Namun Pak Rahman hanya mengulas senyuman lebar dan menganggukkan kepalanya polos.
"Benar Tuan. Kami teman. Tidak, lebih tepatnya saya kenal dengan Kakaknya. Tuan Besar Gary. Kami pernah satu angkatan saat kuliah dan sempat latihan militer di tempat dan angkatan yang sama. Jadi saya cukup mengenal keluarganya," jelasnya, terus terang.
"Jika benar seperti itu, kenapa ia menjadi pengawal Nona Muda dari Kinza Grup?
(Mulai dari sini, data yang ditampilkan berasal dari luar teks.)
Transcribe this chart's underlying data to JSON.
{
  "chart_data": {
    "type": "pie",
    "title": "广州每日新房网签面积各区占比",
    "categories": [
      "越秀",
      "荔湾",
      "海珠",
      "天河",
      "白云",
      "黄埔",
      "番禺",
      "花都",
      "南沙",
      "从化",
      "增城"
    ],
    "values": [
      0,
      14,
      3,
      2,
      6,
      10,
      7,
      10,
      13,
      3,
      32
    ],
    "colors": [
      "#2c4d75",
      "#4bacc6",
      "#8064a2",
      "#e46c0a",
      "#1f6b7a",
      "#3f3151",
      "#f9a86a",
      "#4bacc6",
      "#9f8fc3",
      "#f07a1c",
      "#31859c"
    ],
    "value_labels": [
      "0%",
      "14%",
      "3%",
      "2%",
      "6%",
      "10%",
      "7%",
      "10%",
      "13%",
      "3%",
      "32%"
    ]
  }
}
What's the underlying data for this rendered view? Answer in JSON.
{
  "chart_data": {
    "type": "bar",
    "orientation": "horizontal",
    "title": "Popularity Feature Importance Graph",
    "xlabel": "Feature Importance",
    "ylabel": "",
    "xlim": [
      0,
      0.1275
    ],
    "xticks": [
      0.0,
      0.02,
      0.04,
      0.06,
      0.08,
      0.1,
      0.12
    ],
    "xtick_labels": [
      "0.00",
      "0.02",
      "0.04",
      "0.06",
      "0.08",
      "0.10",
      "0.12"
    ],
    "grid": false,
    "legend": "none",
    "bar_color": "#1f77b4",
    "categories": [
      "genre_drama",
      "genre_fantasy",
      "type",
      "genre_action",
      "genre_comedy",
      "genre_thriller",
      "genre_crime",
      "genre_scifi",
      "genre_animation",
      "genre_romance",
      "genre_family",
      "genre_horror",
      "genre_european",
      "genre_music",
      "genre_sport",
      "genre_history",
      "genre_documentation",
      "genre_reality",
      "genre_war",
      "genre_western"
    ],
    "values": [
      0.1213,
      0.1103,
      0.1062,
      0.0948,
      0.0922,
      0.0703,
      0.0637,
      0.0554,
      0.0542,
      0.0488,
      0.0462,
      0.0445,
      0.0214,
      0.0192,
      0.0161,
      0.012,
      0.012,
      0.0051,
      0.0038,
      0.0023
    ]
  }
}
Bukannya itu akan merugikannya sebagai keluarga pebisnis?"
Pak Rahman menghela napasnya lelah dan meminta Tama untuk duduk di bangku rotan yang ada di bagian depan posnya.
"Anda mau kopi? Kita bisa bicara santai dengan minum kopi. Karena sepertinya Anda ingin tahu banyak tentang Tuan Muda Azel. Saya bisa menceritakannya kepada Anda karena ini pengetahuan dasar untuk seorang suami yang ingin menjaga istrinya. Mengenal semua orang-orang yang ada di dekatnya! Benar?"
Tama menatapnya serius beberapa saat sebelum akhirnya menghembuskan napasnya lelah dan menganggukkan kepalanya pelan.
"Benar. Saya ingin tahu tentang asisten istri saya. Bagaimana dan seperti apa dirinya. Saya ingin tahu karena saya ingin memastikan jika Mina benar-benar berada di sisi orang-orang itu," jelas Tama, dengan menatap wajah Pak Rahman serius.
"Baik, Tuan. Saya akan memberitahu Anda semuanya."
"Terima kasih. Maaf jika membuat Anda tidak bisa tidur malam ini."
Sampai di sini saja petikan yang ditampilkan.